Unplugged also features Jamie Damon’s charcoal and pastel drawings of celebrities in gas masks, the most prominent of whom is Bill Murray. In “Apocalyptic Bill,” Damon depicts the actor as a blue-eyed, expressionless figure with the mask on his head. This is the only expression that could be expected of Murray, even in the face of the apocalypse. Although the scale of the drawing, approximately 20 inches by 24 inches, feels majestic and even regal, it portrays a wry and defeated Bill perhaps signaling abandonment and defeat versus preparation for survival. It seems to suggest that we too should remove the mask and surrender to the all-consuming fire.

Kate Stipp’s Tea Party series reveals poise and complexity.

Interspersed among the other works in Unplugged is Kate Stipp’s Tea Party series: a group of small oil paintings showing women precariously balancing teacups on their heads. The masterfully painted portraits, some on panel and others on canvas, hover on the surface of lush pastel backgrounds, some of which are covered in blossoms that repeat in the teacups and saucers placed on the heads of the women in the paintings. They are reminiscent of the paintings by the Pre-Raphaelite Brotherhood in the mid-19th century, whose allegorical subject matters aspired to a more classical sentiment. Stipp’s paintings, however, find her subjects emerging from their stylized backgrounds with enough grace to balance our expectations with their transcendence.

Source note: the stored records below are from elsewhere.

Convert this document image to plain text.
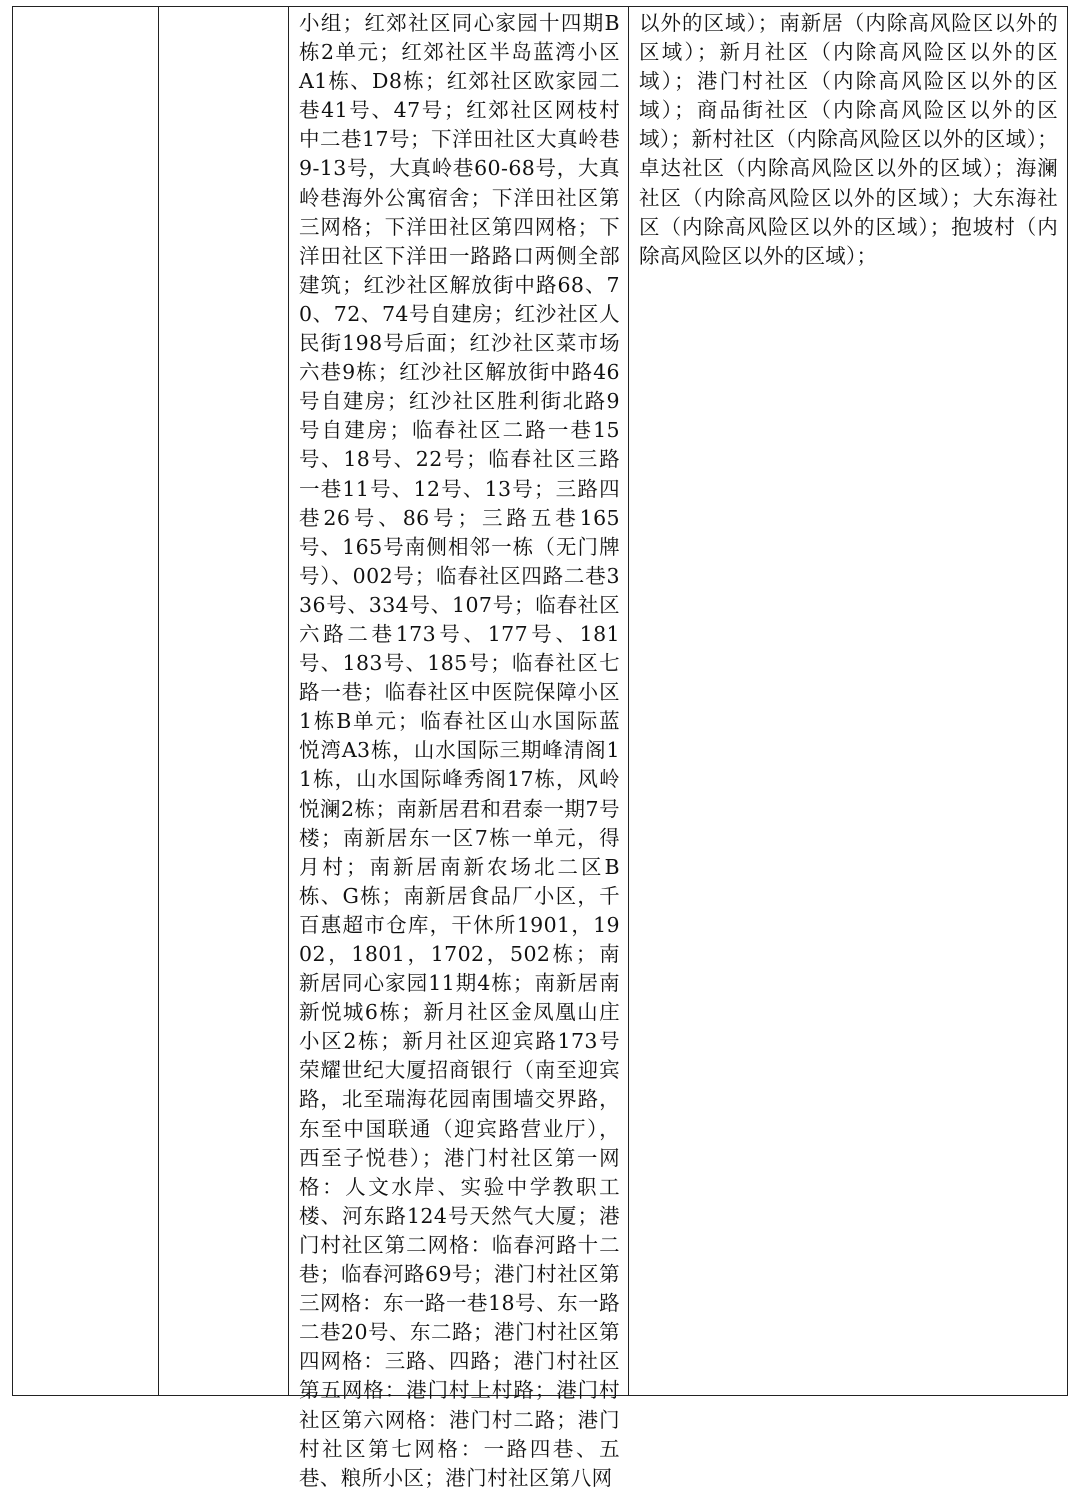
小组；红郊社区同心家园十四期B栋2单元；红郊社区半岛蓝湾小区A1栋、D8栋；红郊社区欧家园二巷41号、47号；红郊社区网枝村中二巷17号；下洋田社区大真岭巷9-13号，大真岭巷60-68号，大真岭巷海外公寓宿舍；下洋田社区第三网格；下洋田社区第四网格；下洋田社区下洋田一路路口两侧全部建筑；红沙社区解放街中路68、70、72、74号自建房；红沙社区人民街198号后面；红沙社区菜市场六巷9栋；红沙社区解放街中路46号自建房；红沙社区胜利街北路9号自建房；临春社区二路一巷15号、18号、22号；临春社区三路一巷11号、12号、13号；三路四巷26号、86号；三路五巷165号、165号南侧相邻一栋（无门牌号）、002号；临春社区四路二巷336号、334号、107号；临春社区六路二巷173号、177号、181号、183号、185号；临春社区七路一巷；临春社区中医院保障小区1栋B单元；临春社区山水国际蓝悦湾A3栋，山水国际三期峰清阁11栋，山水国际峰秀阁17栋，风岭悦澜2栋；南新居君和君泰一期7号楼；南新居东一区7栋一单元，得月村；南新居南新农场北二区B栋、G栋；南新居食品厂小区，千百惠超市仓库，干休所1901，1902，1801，1702，502栋；南新居同心家园11期4栋；南新居南新悦城6栋；新月社区金凤凰山庄小区2栋；新月社区迎宾路173号荣耀世纪大厦招商银行（南至迎宾路，北至瑞海花园南围墙交界路，东至中国联通（迎宾路营业厅），西至子悦巷）；港门村社区第一网格：人文水岸、实验中学教职工楼、河东路124号天然气大厦；港门村社区第二网格：临春河路十二巷；临春河路69号；港门村社区第三网格：东一路一巷18号、东一路二巷20号、东二路；港门村社区第四网格：三路、四路；港门村社区第五网格：港门村上村路；港门村社区第六网格：港门村二路；港门村社区第七网格：一路四巷、五巷、粮所小区；港门村社区第八网
以外的区域）；南新居（内除高风险区以外的区域）；新月社区（内除高风险区以外的区域）；港门村社区（内除高风险区以外的区域）；商品街社区（内除高风险区以外的区域）；新村社区（内除高风险区以外的区域）；卓达社区（内除高风险区以外的区域）；海澜社区（内除高风险区以外的区域）；大东海社区（内除高风险区以外的区域）；抱坡村（内除高风险区以外的区域）；
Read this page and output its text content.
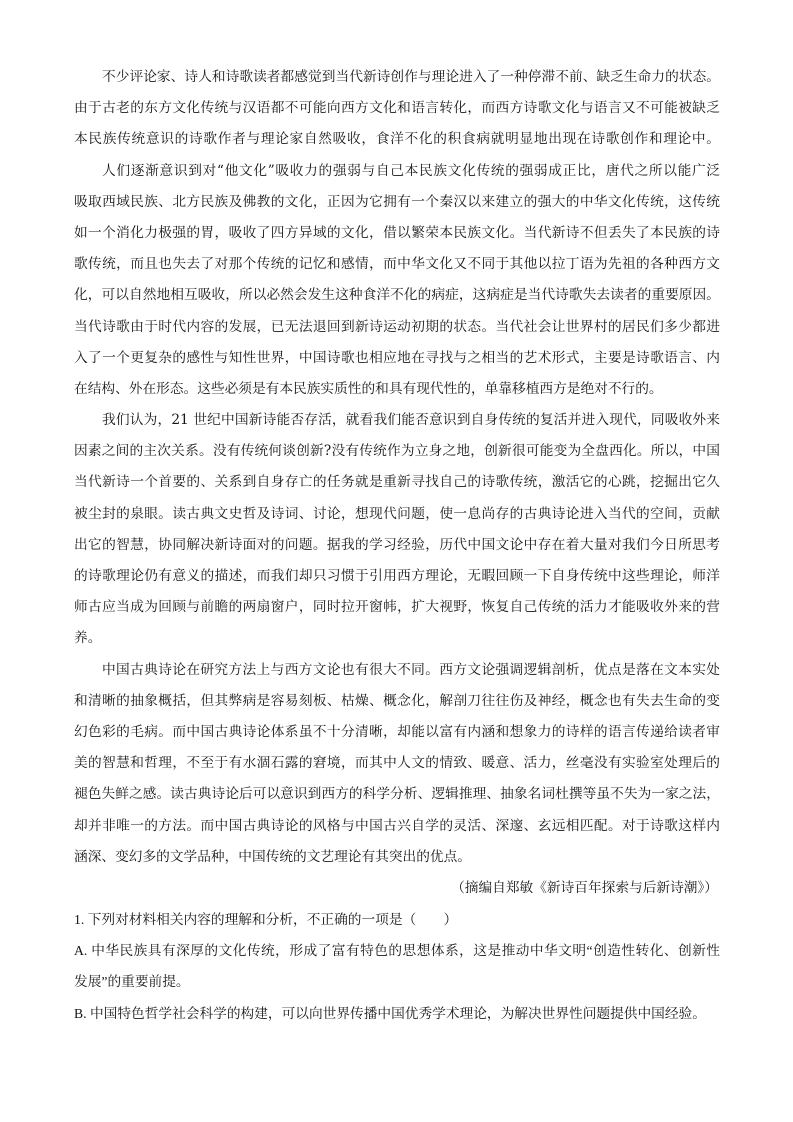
不少评论家、诗人和诗歌读者都感觉到当代新诗创作与理论进入了一种停滞不前、缺乏生命力的状态。
由于古老的东方文化传统与汉语都不可能向西方文化和语言转化，而西方诗歌文化与语言又不可能被缺乏
本民族传统意识的诗歌作者与理论家自然吸收，食洋不化的积食病就明显地出现在诗歌创作和理论中。
人们逐渐意识到对“他文化”吸收力的强弱与自己本民族文化传统的强弱成正比，唐代之所以能广泛
吸取西域民族、北方民族及佛教的文化，正因为它拥有一个秦汉以来建立的强大的中华文化传统，这传统
如一个消化力极强的胃，吸收了四方异域的文化，借以繁荣本民族文化。当代新诗不但丢失了本民族的诗
歌传统，而且也失去了对那个传统的记忆和感情，而中华文化又不同于其他以拉丁语为先祖的各种西方文
化，可以自然地相互吸收，所以必然会发生这种食洋不化的病症，这病症是当代诗歌失去读者的重要原因。
当代诗歌由于时代内容的发展，已无法退回到新诗运动初期的状态。当代社会让世界村的居民们多少都进
入了一个更复杂的感性与知性世界，中国诗歌也相应地在寻找与之相当的艺术形式，主要是诗歌语言、内
在结构、外在形态。这些必须是有本民族实质性的和具有现代性的，单靠移植西方是绝对不行的。
我们认为，21 世纪中国新诗能否存活，就看我们能否意识到自身传统的复活并进入现代，同吸收外来
因素之间的主次关系。没有传统何谈创新?没有传统作为立身之地，创新很可能变为全盘西化。所以，中国
当代新诗一个首要的、关系到自身存亡的任务就是重新寻找自己的诗歌传统，激活它的心跳，挖掘出它久
被尘封的泉眼。读古典文史哲及诗词、讨论，想现代问题，使一息尚存的古典诗论进入当代的空间，贡献
出它的智慧，协同解决新诗面对的问题。据我的学习经验，历代中国文论中存在着大量对我们今日所思考
的诗歌理论仍有意义的描述，而我们却只习惯于引用西方理论，无暇回顾一下自身传统中这些理论，师洋
师古应当成为回顾与前瞻的两扇窗户，同时拉开窗帏，扩大视野，恢复自己传统的活力才能吸收外来的营
养。
中国古典诗论在研究方法上与西方文论也有很大不同。西方文论强调逻辑剖析，优点是落在文本实处
和清晰的抽象概括，但其弊病是容易刻板、枯燥、概念化，解剖刀往往伤及神经，概念也有失去生命的变
幻色彩的毛病。而中国古典诗论体系虽不十分清晰，却能以富有内涵和想象力的诗样的语言传递给读者审
美的智慧和哲理，不至于有水涸石露的窘境，而其中人文的情致、暖意、活力，丝毫没有实验室处理后的
褪色失鲜之感。读古典诗论后可以意识到西方的科学分析、逻辑推理、抽象名词杜撰等虽不失为一家之法，
却并非唯一的方法。而中国古典诗论的风格与中国古兴自学的灵活、深邃、玄远相匹配。对于诗歌这样内
涵深、变幻多的文学品种，中国传统的文艺理论有其突出的优点。
（摘编自郑敏《新诗百年探索与后新诗潮》）
1. 下列对材料相关内容的理解和分析，不正确的一项是（　　）
A. 中华民族具有深厚的文化传统，形成了富有特色的思想体系，这是推动中华文明“创造性转化、创新性
发展”的重要前提。
B. 中国特色哲学社会科学的构建，可以向世界传播中国优秀学术理论，为解决世界性问题提供中国经验。
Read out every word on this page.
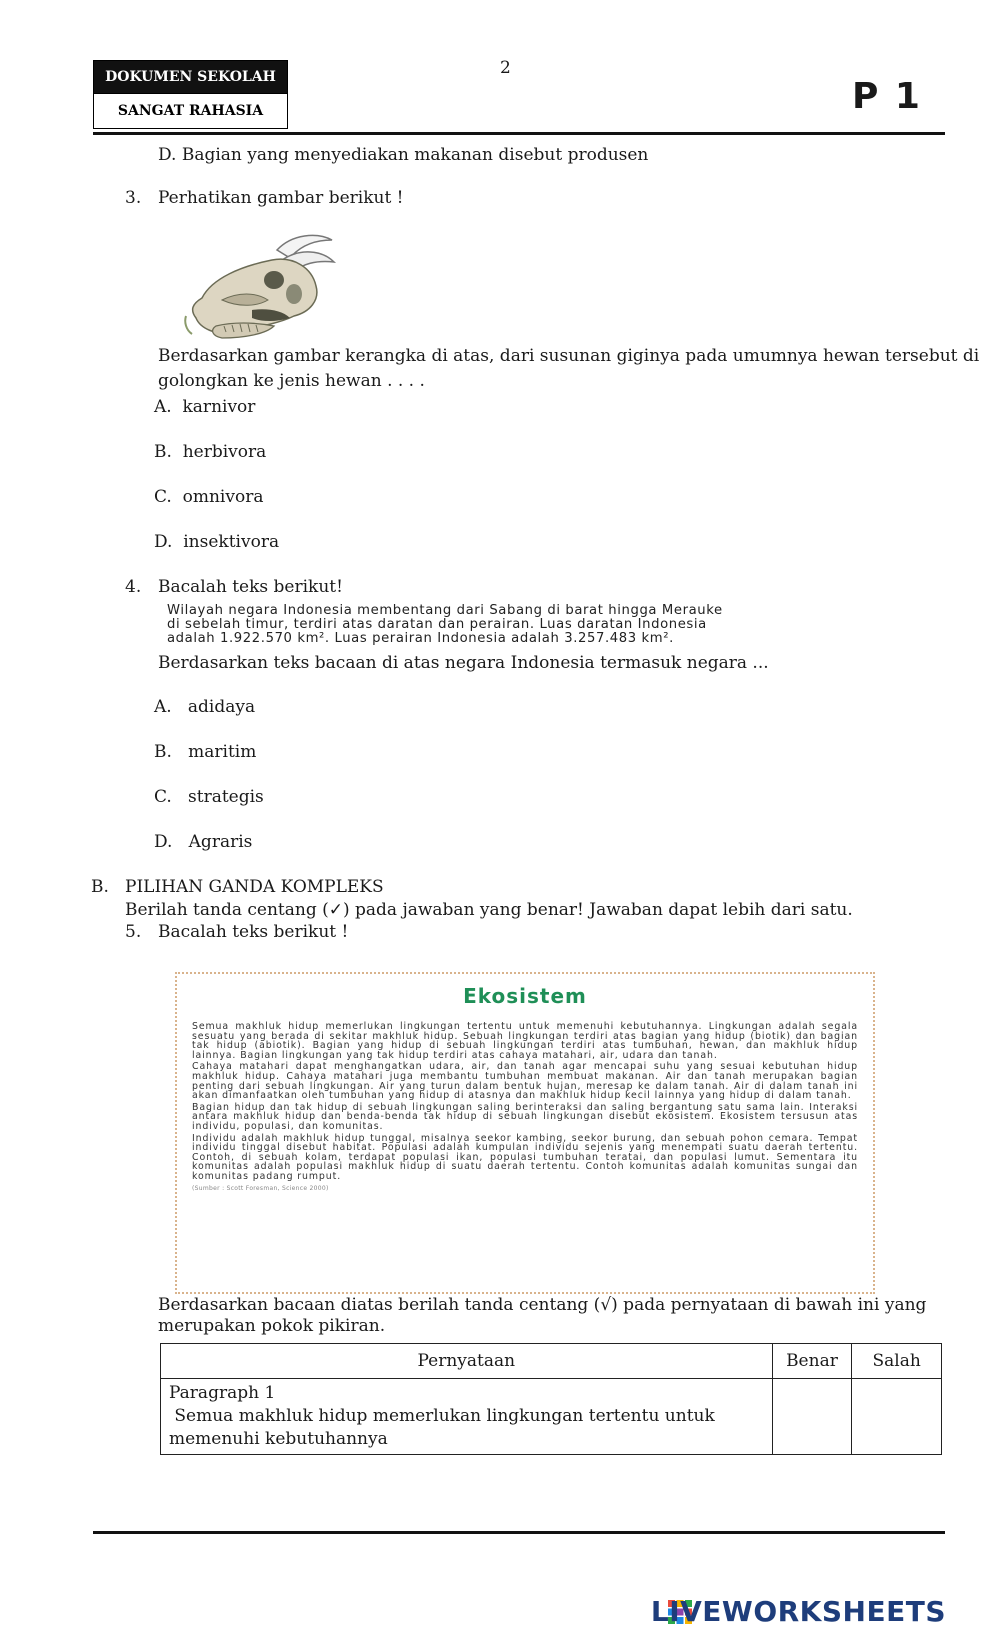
DOKUMEN SEKOLAH
SANGAT RAHASIA
2
P 1
D. Bagian yang menyediakan makanan disebut produsen
3. Perhatikan gambar berikut !
Berdasarkan gambar kerangka di atas, dari susunan giginya pada umumnya hewan tersebut di
golongkan ke jenis hewan . . . .
A. karnivor
B. herbivora
C. omnivora
D. insektivora
4. Bacalah teks berikut!
Wilayah negara Indonesia membentang dari Sabang di barat hingga Merauke
di sebelah timur, terdiri atas daratan dan perairan. Luas daratan Indonesia
adalah 1.922.570 km². Luas perairan Indonesia adalah 3.257.483 km².
Berdasarkan teks bacaan di atas negara Indonesia termasuk negara ...
A. adidaya
B. maritim
C. strategis
D. Agraris
B. PILIHAN GANDA KOMPLEKS
Berilah tanda centang (✓) pada jawaban yang benar! Jawaban dapat lebih dari satu.
5. Bacalah teks berikut !
Ekosistem

Semua makhluk hidup memerlukan lingkungan tertentu untuk memenuhi kebutuhannya. Lingkungan adalah segala sesuatu yang berada di sekitar makhluk hidup. Sebuah lingkungan terdiri atas bagian yang hidup (biotik) dan bagian tak hidup (abiotik). Bagian yang hidup di sebuah lingkungan terdiri atas tumbuhan, hewan, dan makhluk hidup lainnya. Bagian lingkungan yang tak hidup terdiri atas cahaya matahari, air, udara dan tanah.

Cahaya matahari dapat menghangatkan udara, air, dan tanah agar mencapai suhu yang sesuai kebutuhan hidup makhluk hidup. Cahaya matahari juga membantu tumbuhan membuat makanan. Air dan tanah merupakan bagian penting dari sebuah lingkungan. Air yang turun dalam bentuk hujan, meresap ke dalam tanah. Air di dalam tanah ini akan dimanfaatkan oleh tumbuhan yang hidup di atasnya dan makhluk hidup kecil lainnya yang hidup di dalam tanah.

Bagian hidup dan tak hidup di sebuah lingkungan saling berinteraksi dan saling bergantung satu sama lain. Interaksi antara makhluk hidup dan benda-benda tak hidup di sebuah lingkungan disebut ekosistem. Ekosistem tersusun atas individu, populasi, dan komunitas.

Individu adalah makhluk hidup tunggal, misalnya seekor kambing, seekor burung, dan sebuah pohon cemara. Tempat individu tinggal disebut habitat. Populasi adalah kumpulan individu sejenis yang menempati suatu daerah tertentu. Contoh, di sebuah kolam, terdapat populasi ikan, populasi tumbuhan teratai, dan populasi lumut. Sementara itu komunitas adalah populasi makhluk hidup di suatu daerah tertentu. Contoh komunitas adalah komunitas sungai dan komunitas padang rumput.

(Sumber : Scott Foresman, Science 2000)
Berdasarkan bacaan diatas berilah tanda centang (√) pada pernyataan di bawah ini yang
merupakan pokok pikiran.
Pernyataan	Benar	Salah

Paragraph 1
Semua makhluk hidup memerlukan lingkungan tertentu untuk
memenuhi kebutuhannya		

LIVEWORKSHEETS
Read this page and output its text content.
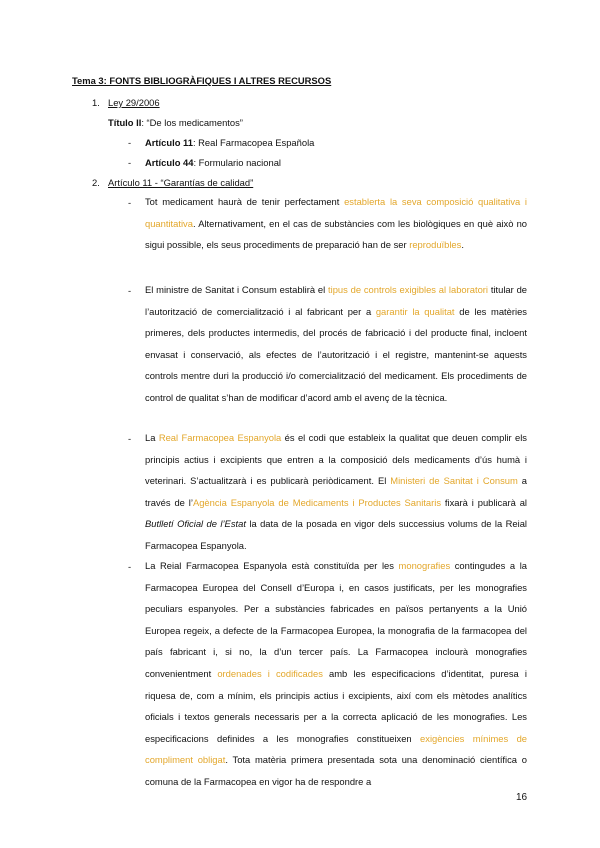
Tema 3: FONTS BIBLIOGRÀFIQUES I ALTRES RECURSOS
1. Ley 29/2006
Título II: “De los medicamentos”
- Artículo 11: Real Farmacopea Española
- Artículo 44: Formulario nacional
2. Artículo 11 - “Garantías de calidad”
- Tot medicament haurà de tenir perfectament establerta la seva composició qualitativa i quantitativa. Alternativament, en el cas de substàncies com les biològiques en què això no sigui possible, els seus procediments de preparació han de ser reproduïbles.
- El ministre de Sanitat i Consum establirà el tipus de controls exigibles al laboratori titular de l’autorització de comercialització i al fabricant per a garantir la qualitat de les matèries primeres, dels productes intermedis, del procés de fabricació i del producte final, incloent envasat i conservació, als efectes de l’autorització i el registre, mantenint-se aquests controls mentre duri la producció i/o comercialització del medicament. Els procediments de control de qualitat s’han de modificar d’acord amb el avenç de la tècnica.
- La Real Farmacopea Espanyola és el codi que estableix la qualitat que deuen complir els principis actius i excipients que entren a la composició dels medicaments d’ús humà i veterinari. S’actualitzarà i es publicarà periòdicament. El Ministeri de Sanitat i Consum a través de l’Agència Espanyola de Medicaments i Productes Sanitaris fixarà i publicarà al Butlletí Oficial de l’Estat la data de la posada en vigor dels successius volums de la Reial Farmacopea Espanyola.
- La Reial Farmacopea Espanyola està constituïda per les monografies contingudes a la Farmacopea Europea del Consell d’Europa i, en casos justificats, per les monografies peculiars espanyoles. Per a substàncies fabricades en països pertanyents a la Unió Europea regeix, a defecte de la Farmacopea Europea, la monografia de la farmacopea del país fabricant i, si no, la d’un tercer país. La Farmacopea inclourà monografies convenientment ordenades i codificades amb les especificacions d’identitat, puresa i riquesa de, com a mínim, els principis actius i excipients, així com els mètodes analítics oficials i textos generals necessaris per a la correcta aplicació de les monografies. Les especificacions definides a les monografies constitueixen exigències mínimes de compliment obligat. Tota matèria primera presentada sota una denominació científica o comuna de la Farmacopea en vigor ha de respondre a
16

Even when that emergence feels a bit shaky, the subjects’ rigid poses defy uncertainty to reveal poise and complexity.

What Kate, Jamie, Rachel, and Sam collectively reveal in Unplugged is a disconnection from preconceived notions and expectations that anchor us to the past or deny us a connection to the richness of the present. Beauty, nostalgia, and expectations are our ways of understanding each other, and Unplugged urges us toward a deeper connection to that understanding.

Unplugged

Thru Jan 7 at Gallery 414, 414 Templeton Dr, FW. Free. 817-336-6595.